Darwinian theory tells us that an interest in truth is not needed for survival or reproduction. More often it is a disadvantage. Deception is common among primates and birds. As Heinrich observes, ravens pretend to hide a cache of food, while secreting it somewhere else. Evolutionary psychologists have shown that deceit is pervasive in animal communication. Among humans the best deceivers are those who deceive themselves: ‘we deceive ourselves in order to deceive others better’, says Wright. A lover who promises eternal fidelity is more likely to be believed if he believes his promise himself; he is no more likely to keep the promise. In a competition for mates, a well-developed capacity for self-deception is an advantage. The same is true in politics, and many other contexts.
If this is so, the view that clusters of false beliefs – inferior memes – will tend to be winnowed out by natural selection must be mistaken. Truth has no systematic evolutionary advantage over error. Quite to the contrary, evolution will ‘select for a degree of self-deception, rendering some facts and motives unconscious so as not to betray – by the subtle signs of self-knowledge – the deception being practised’. As Trivers points out, evolution favours useful error: ‘the conventional view that natural selection favours nervous systems which produce ever more accurate images of the world must be a very naive view of mental evolution’.
In the struggle for life, a taste for truth is a luxury – or else a disability:
only
tormented persons want truth.
Man is like other animals, wants food and success and women,
not truth. Only if the mind
Tortured by some interior tension has despaired of happiness:
then it hates
its life-cage and seeks further.
Science will never be used chiefly to pursue truth, or to improve human life. The uses of knowledge will always be as shifting and crooked as humans are themselves. Humans use what they know to meet their most urgent needs – even if the result is ruin. History is not made in the struggle for self-preservation, as Hobbes imagined or wished to believe. In their everyday lives humans struggle to reckon profit and loss. When times are desperate they act to protect their offspring, to revenge themselves on enemies, or simply to give vent to their feelings.

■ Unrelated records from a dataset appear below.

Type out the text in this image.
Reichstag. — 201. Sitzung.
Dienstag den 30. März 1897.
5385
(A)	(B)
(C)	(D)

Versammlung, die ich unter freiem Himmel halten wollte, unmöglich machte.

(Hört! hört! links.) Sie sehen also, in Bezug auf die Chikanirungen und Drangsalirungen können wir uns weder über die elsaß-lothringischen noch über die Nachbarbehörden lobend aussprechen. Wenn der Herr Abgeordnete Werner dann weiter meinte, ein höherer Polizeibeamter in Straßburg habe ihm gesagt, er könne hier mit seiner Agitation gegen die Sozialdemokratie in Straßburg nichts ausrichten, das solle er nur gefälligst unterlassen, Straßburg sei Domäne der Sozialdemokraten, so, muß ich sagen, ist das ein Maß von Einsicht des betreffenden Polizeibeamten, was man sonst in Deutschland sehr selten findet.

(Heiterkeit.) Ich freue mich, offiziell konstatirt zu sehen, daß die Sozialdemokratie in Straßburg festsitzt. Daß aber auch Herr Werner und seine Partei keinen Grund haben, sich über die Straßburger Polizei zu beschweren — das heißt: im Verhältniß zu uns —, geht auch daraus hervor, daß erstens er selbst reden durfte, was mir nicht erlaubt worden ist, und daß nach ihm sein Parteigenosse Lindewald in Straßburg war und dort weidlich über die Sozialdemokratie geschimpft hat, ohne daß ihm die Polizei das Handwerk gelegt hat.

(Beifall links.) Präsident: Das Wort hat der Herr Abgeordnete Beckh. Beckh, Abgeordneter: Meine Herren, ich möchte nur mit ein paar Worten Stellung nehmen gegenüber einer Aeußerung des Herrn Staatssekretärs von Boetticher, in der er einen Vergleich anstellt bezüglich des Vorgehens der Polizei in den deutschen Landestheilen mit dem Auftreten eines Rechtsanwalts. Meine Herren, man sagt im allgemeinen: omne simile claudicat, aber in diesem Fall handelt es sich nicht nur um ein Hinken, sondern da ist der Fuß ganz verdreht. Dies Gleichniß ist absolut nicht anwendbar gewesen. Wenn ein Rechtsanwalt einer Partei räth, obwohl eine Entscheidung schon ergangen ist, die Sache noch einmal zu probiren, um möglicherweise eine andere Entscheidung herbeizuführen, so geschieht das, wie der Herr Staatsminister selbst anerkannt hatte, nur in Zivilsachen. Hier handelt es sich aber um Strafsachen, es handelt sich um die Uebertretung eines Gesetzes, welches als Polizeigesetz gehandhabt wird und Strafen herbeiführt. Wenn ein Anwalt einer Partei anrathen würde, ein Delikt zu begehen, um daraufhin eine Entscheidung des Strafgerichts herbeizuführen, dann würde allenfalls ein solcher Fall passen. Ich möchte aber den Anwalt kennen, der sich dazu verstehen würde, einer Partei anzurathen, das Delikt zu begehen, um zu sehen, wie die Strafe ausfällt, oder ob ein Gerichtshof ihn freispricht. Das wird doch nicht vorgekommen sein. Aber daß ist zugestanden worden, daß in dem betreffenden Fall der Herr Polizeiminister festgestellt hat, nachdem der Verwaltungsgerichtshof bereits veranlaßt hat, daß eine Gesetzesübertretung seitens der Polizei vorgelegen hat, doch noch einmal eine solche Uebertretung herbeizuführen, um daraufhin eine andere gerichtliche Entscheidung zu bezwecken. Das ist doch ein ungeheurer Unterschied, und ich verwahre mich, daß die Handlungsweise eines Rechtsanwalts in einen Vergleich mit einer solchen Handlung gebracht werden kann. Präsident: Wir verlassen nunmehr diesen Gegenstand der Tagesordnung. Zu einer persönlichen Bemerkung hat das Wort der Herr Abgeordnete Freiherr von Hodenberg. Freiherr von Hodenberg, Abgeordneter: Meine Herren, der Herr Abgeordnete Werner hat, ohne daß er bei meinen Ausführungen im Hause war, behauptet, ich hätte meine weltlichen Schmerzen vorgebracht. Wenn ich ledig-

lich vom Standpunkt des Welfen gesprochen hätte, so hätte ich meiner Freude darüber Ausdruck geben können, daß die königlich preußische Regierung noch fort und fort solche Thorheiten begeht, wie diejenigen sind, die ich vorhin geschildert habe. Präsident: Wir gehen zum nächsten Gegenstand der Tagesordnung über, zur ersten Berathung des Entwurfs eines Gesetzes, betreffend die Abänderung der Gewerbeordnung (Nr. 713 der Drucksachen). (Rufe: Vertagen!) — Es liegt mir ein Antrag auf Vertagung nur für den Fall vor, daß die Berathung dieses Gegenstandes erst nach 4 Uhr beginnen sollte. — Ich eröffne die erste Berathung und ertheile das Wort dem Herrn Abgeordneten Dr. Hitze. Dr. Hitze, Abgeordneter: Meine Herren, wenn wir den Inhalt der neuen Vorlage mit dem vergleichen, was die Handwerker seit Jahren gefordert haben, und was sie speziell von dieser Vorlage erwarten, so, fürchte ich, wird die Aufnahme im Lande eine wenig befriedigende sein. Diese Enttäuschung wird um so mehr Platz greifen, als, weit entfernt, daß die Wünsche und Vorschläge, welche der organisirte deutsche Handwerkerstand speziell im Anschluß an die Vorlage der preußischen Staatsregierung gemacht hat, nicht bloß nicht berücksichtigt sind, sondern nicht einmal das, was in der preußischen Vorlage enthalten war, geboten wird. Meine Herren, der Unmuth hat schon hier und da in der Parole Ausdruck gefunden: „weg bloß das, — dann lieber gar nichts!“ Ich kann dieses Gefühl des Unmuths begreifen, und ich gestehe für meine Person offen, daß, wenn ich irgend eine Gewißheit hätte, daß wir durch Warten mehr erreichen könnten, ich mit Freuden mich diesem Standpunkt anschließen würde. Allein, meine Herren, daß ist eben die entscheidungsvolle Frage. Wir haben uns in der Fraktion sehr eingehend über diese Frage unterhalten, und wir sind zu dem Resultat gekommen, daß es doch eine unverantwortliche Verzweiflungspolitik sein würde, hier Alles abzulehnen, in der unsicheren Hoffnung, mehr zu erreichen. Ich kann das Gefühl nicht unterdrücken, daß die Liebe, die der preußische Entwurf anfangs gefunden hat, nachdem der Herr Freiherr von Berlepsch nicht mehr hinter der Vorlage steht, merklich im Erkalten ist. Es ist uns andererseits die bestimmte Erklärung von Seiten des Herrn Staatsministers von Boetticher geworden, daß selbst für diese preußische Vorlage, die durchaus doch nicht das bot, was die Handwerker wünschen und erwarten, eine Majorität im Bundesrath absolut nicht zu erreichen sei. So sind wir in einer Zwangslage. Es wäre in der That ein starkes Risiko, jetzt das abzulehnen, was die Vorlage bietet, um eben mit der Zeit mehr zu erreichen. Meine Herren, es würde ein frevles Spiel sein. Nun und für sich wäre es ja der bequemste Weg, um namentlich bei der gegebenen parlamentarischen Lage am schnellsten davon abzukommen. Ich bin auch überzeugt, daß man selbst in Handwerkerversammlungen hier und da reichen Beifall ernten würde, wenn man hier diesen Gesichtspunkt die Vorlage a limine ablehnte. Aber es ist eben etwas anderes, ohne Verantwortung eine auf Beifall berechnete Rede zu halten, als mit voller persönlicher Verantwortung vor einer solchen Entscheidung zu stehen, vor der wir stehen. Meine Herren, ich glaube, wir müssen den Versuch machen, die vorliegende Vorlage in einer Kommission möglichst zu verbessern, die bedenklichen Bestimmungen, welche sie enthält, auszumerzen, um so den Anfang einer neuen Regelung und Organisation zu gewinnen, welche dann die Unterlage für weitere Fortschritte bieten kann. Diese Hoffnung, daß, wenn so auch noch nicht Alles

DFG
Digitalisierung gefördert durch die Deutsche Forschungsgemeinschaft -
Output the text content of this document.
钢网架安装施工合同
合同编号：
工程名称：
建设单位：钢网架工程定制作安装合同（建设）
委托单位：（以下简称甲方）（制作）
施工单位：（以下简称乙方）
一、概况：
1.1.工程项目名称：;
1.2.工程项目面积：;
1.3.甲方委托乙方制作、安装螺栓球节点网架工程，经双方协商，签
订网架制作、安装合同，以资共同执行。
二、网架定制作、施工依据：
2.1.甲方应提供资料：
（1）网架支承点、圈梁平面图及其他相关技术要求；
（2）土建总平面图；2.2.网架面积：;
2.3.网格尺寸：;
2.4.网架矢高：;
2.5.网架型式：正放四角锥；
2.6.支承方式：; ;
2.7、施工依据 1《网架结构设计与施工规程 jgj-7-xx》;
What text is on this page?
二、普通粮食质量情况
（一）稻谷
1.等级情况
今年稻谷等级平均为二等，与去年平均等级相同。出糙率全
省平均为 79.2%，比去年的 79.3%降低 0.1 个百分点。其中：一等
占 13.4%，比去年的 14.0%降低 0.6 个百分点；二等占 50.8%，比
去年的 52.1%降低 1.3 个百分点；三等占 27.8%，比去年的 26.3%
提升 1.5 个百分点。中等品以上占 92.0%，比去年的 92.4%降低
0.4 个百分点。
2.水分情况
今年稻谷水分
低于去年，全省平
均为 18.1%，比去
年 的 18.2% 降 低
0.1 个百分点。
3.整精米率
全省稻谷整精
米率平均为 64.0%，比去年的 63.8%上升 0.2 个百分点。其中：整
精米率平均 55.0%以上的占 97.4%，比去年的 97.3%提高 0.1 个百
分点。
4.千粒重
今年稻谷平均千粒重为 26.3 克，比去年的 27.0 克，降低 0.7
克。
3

These are not flaws that can be remedied. Science cannot be used to reshape humankind in a more rational mould. Any new-model humanity will only reproduce the familiar deformities of its designers. It is a strange fancy to suppose that science can bring reason to an irrational world, when all it can ever do is give another twist to the normal madness. These are not just inferences from history. The upshot of scientific inquiry is that humans cannot be other than irrational. Curiously, this is a conclusion few rationalists have been ready to accept.
Tertullian, a theologian who lived in Carthage sometime around A.D. 200, wrote of Christianity: Certum est, quia impossible (it is certain because it is impossible). Humanists are less clear-minded, but their faith is just as irrational. They do not deny that history is a catalogue of unreason, but their remedy is simple: humankind must – and will – be reasonable. Without this absurd, Tertullian-like faith, the Enlightenment is a gospel of despair.